Los demócratas saben que, si los venezolanos votan en masa y el resultado real se acerca a las estimaciones, la presión nacional e internacional sobre Maduro será inmensa. El chavismo no tendría tan fácil repetir el engaño de 2018, ni sofocar las protestas multitudinarias como entonces, cuando el régimen mató a unas 7.000 personas, según el Alto Comisionado de las Naciones Unidas para los Derechos Humanos.
La oposición asegura que tendrá testigos en todos los puntos de votación para evitar que haya manipulaciones e irregularidades en el proceso. Esta tarea será importante y vendrá acompañada de un hecho diferencial. Los gobiernos izquierdistas de Iberoamérica ya no se ponen de perfil con Maduro, aunque sea por las secuelas de la entrada masiva de venezolanos en sus países.
El presidente de la primera potencia de la región, Lula da Silva, dijo que «Maduro necesita aprender que cuando ganas, te quedas, y cuando pierdes, te vas». El colombiano Gustavo Petro afirmó que «el derecho a elegir no es sólo individual». El chileno Gabriel Boric, tras la advertencia de Maduro de que habrá violencia si pierde, fue muy claro: «No se puede amenazar bajo ningún punto de vista con baños de sangre.

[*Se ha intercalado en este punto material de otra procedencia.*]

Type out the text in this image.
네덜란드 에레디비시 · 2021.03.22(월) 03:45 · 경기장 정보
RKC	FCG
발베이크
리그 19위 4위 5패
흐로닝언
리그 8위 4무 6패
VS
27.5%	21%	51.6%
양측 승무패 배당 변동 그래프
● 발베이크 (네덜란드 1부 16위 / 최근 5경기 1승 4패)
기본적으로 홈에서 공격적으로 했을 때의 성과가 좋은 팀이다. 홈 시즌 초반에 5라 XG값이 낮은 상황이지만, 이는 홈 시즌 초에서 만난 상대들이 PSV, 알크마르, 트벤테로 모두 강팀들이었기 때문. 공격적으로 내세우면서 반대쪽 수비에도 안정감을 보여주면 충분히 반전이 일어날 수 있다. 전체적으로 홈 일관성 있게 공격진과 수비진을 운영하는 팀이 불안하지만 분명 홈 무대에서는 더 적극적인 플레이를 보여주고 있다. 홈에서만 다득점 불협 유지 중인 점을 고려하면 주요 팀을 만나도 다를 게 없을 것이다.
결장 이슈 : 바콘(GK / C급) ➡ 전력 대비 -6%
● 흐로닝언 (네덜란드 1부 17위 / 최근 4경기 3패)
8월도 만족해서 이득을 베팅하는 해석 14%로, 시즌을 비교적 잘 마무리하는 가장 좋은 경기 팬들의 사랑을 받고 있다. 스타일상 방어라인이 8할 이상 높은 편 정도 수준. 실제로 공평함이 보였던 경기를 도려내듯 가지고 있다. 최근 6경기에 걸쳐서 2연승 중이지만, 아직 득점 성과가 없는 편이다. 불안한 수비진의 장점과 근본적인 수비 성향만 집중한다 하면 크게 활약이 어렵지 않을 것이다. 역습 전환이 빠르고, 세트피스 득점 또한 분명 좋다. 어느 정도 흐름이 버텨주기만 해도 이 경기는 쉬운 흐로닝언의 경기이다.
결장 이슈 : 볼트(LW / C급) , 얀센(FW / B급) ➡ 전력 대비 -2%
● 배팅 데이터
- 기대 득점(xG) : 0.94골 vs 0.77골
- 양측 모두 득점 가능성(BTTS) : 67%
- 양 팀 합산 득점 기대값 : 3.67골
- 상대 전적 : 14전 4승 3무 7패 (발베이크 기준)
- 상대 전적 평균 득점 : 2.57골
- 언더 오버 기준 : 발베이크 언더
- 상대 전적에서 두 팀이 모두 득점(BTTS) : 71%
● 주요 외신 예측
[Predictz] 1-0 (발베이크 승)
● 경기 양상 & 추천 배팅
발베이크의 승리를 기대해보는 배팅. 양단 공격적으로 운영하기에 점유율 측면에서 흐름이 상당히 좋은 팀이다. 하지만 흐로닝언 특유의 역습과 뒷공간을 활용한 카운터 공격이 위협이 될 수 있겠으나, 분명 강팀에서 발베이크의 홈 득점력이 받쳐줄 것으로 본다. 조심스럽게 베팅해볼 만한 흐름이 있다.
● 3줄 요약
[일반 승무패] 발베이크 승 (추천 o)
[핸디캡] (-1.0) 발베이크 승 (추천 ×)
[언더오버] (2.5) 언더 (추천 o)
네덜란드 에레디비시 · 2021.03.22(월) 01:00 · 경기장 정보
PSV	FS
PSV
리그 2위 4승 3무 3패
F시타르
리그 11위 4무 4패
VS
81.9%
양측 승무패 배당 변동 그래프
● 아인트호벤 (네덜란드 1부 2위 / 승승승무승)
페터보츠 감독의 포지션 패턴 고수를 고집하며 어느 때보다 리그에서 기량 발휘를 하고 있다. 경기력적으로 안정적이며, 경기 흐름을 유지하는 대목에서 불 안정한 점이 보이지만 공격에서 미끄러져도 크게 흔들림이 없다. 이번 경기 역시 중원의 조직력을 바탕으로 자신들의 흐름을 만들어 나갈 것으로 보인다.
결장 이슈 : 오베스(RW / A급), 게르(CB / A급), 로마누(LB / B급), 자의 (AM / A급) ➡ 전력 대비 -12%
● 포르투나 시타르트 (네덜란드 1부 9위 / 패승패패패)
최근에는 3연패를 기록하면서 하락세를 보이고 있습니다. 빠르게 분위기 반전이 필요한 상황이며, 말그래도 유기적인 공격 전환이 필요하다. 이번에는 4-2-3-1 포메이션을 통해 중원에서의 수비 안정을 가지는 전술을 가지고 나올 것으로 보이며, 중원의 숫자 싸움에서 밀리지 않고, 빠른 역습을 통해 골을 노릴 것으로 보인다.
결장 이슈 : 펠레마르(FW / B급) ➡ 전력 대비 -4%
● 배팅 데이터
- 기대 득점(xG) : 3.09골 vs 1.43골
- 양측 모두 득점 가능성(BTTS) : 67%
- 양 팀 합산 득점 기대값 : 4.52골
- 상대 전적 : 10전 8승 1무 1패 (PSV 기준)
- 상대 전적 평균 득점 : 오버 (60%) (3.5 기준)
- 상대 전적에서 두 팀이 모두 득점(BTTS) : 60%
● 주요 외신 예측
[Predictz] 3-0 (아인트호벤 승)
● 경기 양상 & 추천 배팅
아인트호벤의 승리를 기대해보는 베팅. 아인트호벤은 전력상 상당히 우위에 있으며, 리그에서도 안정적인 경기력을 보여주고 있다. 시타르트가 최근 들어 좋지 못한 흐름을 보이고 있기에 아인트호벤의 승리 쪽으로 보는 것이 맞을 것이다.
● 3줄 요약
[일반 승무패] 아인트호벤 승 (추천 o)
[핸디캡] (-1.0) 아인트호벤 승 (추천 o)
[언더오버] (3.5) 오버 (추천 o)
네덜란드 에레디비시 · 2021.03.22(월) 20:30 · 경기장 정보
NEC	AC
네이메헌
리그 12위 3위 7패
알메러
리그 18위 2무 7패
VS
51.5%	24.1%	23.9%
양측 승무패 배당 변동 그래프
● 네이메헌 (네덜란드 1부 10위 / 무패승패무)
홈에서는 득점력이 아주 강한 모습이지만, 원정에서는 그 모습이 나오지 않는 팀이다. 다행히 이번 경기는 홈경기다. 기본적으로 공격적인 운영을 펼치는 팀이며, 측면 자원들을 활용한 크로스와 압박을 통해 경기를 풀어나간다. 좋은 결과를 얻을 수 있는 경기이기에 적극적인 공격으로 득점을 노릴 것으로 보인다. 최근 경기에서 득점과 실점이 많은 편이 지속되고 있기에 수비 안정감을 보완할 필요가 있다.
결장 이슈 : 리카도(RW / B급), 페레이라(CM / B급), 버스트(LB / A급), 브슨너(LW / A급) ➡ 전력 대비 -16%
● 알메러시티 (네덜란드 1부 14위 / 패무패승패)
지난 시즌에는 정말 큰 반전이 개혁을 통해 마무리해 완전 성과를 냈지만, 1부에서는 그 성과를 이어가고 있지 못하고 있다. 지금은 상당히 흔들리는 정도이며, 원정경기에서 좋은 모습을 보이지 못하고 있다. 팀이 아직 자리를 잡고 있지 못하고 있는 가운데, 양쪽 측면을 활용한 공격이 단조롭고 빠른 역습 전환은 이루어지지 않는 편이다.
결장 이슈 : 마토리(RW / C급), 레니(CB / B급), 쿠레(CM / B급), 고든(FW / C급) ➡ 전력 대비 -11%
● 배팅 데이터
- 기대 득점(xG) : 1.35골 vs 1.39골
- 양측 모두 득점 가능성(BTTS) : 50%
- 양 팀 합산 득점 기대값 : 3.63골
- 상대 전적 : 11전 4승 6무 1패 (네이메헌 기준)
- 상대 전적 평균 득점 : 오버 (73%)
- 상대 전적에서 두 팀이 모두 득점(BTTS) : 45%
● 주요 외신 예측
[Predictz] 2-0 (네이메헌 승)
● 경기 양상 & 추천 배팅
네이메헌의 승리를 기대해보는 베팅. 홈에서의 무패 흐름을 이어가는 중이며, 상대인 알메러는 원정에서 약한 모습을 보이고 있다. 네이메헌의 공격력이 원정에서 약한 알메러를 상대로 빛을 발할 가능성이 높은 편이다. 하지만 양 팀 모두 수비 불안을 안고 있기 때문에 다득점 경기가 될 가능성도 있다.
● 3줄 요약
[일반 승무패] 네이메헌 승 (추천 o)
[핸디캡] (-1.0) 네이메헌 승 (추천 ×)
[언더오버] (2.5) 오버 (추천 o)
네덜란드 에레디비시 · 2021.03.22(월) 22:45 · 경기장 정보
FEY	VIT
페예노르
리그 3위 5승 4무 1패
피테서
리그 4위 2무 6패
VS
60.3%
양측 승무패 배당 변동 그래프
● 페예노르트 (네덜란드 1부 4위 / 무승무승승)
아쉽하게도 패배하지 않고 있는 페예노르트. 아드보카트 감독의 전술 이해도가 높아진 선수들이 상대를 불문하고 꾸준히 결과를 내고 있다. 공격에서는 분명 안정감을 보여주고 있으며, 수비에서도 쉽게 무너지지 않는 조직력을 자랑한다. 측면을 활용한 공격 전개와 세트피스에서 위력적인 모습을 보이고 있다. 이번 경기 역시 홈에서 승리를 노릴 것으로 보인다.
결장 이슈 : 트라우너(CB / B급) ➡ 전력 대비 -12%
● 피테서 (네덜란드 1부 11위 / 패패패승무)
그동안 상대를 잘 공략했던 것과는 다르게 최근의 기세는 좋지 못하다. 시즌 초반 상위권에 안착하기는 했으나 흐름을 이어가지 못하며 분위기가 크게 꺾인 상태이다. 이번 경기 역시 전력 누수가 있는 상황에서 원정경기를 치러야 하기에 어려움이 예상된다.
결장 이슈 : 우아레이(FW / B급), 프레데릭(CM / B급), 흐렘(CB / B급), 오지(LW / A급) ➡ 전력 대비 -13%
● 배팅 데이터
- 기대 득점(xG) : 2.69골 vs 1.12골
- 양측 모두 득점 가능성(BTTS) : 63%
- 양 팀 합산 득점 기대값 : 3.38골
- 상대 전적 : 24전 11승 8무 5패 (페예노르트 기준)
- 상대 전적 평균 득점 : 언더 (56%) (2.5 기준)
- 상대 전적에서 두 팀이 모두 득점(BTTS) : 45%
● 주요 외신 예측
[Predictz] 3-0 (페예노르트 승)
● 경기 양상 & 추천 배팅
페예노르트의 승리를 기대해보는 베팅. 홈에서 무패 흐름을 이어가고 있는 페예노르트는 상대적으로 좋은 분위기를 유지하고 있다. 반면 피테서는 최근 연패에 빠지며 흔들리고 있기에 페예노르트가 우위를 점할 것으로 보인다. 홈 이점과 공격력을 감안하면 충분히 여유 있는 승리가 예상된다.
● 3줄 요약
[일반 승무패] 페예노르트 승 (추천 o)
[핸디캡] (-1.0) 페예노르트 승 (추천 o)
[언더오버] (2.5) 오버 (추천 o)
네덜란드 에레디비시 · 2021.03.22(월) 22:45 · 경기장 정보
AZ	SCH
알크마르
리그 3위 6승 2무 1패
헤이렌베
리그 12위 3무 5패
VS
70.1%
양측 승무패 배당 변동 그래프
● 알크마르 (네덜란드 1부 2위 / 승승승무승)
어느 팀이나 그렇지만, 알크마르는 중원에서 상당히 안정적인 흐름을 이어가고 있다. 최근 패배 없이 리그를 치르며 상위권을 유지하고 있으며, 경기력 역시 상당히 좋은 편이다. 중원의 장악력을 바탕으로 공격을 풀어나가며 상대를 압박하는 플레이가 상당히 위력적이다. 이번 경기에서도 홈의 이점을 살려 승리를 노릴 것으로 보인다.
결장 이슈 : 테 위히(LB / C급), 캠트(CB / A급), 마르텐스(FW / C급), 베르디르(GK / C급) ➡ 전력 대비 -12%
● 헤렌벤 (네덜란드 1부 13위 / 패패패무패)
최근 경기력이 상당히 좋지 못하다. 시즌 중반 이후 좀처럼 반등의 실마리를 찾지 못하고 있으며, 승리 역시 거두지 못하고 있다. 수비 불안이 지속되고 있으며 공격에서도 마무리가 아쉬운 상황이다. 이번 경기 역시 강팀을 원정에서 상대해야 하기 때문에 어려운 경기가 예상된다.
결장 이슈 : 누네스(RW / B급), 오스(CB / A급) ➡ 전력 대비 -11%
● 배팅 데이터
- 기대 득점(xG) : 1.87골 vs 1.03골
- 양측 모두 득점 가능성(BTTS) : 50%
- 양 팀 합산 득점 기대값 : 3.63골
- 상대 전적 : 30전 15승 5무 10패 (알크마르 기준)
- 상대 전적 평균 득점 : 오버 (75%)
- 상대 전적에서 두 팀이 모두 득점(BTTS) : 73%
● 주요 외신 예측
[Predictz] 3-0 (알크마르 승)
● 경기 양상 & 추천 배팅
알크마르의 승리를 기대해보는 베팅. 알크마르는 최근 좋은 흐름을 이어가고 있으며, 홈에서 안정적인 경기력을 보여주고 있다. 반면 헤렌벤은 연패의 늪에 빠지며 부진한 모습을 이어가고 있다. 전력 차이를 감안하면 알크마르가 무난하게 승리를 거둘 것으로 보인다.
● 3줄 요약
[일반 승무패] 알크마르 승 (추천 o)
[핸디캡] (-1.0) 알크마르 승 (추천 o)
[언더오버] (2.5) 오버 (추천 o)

Lo que reciben los mandatarios y los candidatos son baños de votos y esos baños de votos representan la soberanía popular, que debe ser respetada».
Así que los demócratas del mundo sólo pueden desear que los baños de votos ganen a los baños de sangre. Es una mala noticia que el régimen bolivariano haya impedido el aterrizaje de una delegación brasileña de alto nivel o del expresidente argentino Alberto Fernández para supervisar el proceso electoral. Y también supone un pésimo augurio sobre la disposición de Maduro a respetar la limpieza de la votación la retención y posterior expulsión de Caracas de la delegación de parlamentarios del PP, después de habérsele negado el permiso a viajar al país en calidad de observadores internacionales.
Esta circunstancia se une a otra realidad adversa para la oposición. El Consejo Nacional Electoral, órgano rector del poder electoral, está en manos del chavismo y no es fiable. Pero, incluso con estos ingredientes, hay motivos para la esperanza.
El pueblo venezolano está llamado a acudir masivamente a las urnas y hacer historia. Si se moviliza por el cambio, tiene en su mano forzar a Maduro a tomar el consejo de Lula: aceptar, le gusten o no, las reglas democráticas y abandonar el Palacio de Miraflores.
Si lo consigue, comenzará un nuevo tiempo para el país. Uno que, deseablemente, se mire en el espejo de Chile y España, impulse una transición democrática y construya un futuro mejor para un pueblo secuestrado por la peor cara del populismo.